San Carlo Borromeo, vescovo, patrono dei seminaristi e dei direttori spirituali. Nacque nel 1538 ad Arona, nella famiglia dei Borromeo, padroni del Lago Maggiore e di molte terre confinanti. Era il secondogenito del conte Gilberto e quindi, come usava allora, fu tonsurato a dodici anni, cioè avviato alla vita del sacerdozio. Il ragazzo si appassionò subito al proprio destino e, già nel corso dei suoi studi a Pavia, diede indubbia prova delle sue doti intellettuali.
All’età di 22 anni, papa Pio IV lo chiamò a Roma per farlo diventare cardinale e da lì a poco gli onori e le prebende (le rendite assegnate agli ecclesiastici) piovvero abbondanti sul suo capo. Il giovane cardinale, amante dello studio e rivelatosi presto un gran lavoratore, fu inviato al Concilio di Trento, ritenendo la sua opera indispensabile per attuare le direttive conciliari. Quando il fratello maggiore morì avrebbe potuto chiedere la secolarizzazione, cioè l’abbandono dello stato ecclesiastico a favore di quello laicale, per mettersi a capo della sua famiglia, invece scelse di mantenere la strada intrapresa e fu consacrato arcivescovo a soli venticinque anni, nel 1563, entrando trionfalmente a Milano, destinata a diventare il fulcro della sua attività apostolica.

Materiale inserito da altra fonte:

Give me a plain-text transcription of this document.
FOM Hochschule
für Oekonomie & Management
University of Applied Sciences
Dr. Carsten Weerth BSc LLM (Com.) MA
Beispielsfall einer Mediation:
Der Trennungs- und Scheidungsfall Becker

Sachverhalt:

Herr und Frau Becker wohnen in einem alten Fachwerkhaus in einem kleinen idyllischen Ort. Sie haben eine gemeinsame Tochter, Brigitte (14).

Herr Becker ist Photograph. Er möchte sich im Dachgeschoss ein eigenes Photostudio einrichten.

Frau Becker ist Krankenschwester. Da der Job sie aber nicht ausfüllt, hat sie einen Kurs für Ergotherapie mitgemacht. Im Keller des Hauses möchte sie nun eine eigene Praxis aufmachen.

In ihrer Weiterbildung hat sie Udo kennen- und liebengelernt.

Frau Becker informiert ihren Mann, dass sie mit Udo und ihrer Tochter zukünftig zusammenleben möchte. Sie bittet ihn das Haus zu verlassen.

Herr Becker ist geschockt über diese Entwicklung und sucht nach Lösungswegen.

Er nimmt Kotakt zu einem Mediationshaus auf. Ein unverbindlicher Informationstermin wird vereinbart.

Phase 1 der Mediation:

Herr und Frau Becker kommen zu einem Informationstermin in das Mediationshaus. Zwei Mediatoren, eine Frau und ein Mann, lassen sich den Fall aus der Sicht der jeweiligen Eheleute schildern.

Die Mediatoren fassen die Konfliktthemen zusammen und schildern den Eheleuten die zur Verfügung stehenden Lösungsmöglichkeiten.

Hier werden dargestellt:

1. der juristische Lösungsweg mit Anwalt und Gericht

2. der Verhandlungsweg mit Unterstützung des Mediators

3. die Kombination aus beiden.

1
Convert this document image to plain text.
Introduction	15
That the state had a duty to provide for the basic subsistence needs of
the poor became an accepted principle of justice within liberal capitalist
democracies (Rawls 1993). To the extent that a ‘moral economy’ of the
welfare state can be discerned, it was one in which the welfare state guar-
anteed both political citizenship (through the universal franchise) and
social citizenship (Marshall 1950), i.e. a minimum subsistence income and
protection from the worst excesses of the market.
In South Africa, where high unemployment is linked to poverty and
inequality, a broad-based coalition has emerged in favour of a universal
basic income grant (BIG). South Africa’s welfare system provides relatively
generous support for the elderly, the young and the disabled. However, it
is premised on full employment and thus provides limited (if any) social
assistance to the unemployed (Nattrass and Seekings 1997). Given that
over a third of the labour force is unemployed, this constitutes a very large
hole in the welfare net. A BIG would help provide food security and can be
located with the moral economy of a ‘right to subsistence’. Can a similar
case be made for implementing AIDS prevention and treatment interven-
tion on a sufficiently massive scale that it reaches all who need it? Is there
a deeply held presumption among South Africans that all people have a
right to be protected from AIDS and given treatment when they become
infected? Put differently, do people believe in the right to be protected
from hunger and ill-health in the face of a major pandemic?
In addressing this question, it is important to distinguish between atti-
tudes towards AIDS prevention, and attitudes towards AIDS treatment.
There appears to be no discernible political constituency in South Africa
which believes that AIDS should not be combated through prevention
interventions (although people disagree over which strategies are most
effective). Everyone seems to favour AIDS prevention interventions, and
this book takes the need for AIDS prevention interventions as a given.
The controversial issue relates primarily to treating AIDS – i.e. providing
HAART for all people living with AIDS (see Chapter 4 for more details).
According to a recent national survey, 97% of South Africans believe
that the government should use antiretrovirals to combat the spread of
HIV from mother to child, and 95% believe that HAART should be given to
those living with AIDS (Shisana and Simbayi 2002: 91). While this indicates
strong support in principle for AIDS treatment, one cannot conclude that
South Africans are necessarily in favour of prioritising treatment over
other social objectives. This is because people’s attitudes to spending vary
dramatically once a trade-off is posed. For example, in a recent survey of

Carlo fondò seminari, fece edificare ospedali e ospizi, donò i beni di famiglia ai meno abbienti e si schierò in difesa dei diritti della Chiesa contro i potenti. Reintrodusse l’ordine e la disciplina negli istituti religiosi, e lo fece con tale rigore ed energia da essere aggredito, per mano di un indegno frate, mentre stava pregando nella sua cappella. Durante la terribile peste del 1576 Carlo assistette personalmente i malati e ispirò nuove confraternite religiose, di opere pie, di istituti benefici contrassegnate da una sola parola: umiltà. A causa di questa intensa attività si indebolì fisicamente e morì il 4 novembre 1584, il grande arcivescovo di Milano lasciò ai Milanesi la memoria di una santità seconda soltanto a quella di san Ambrogio.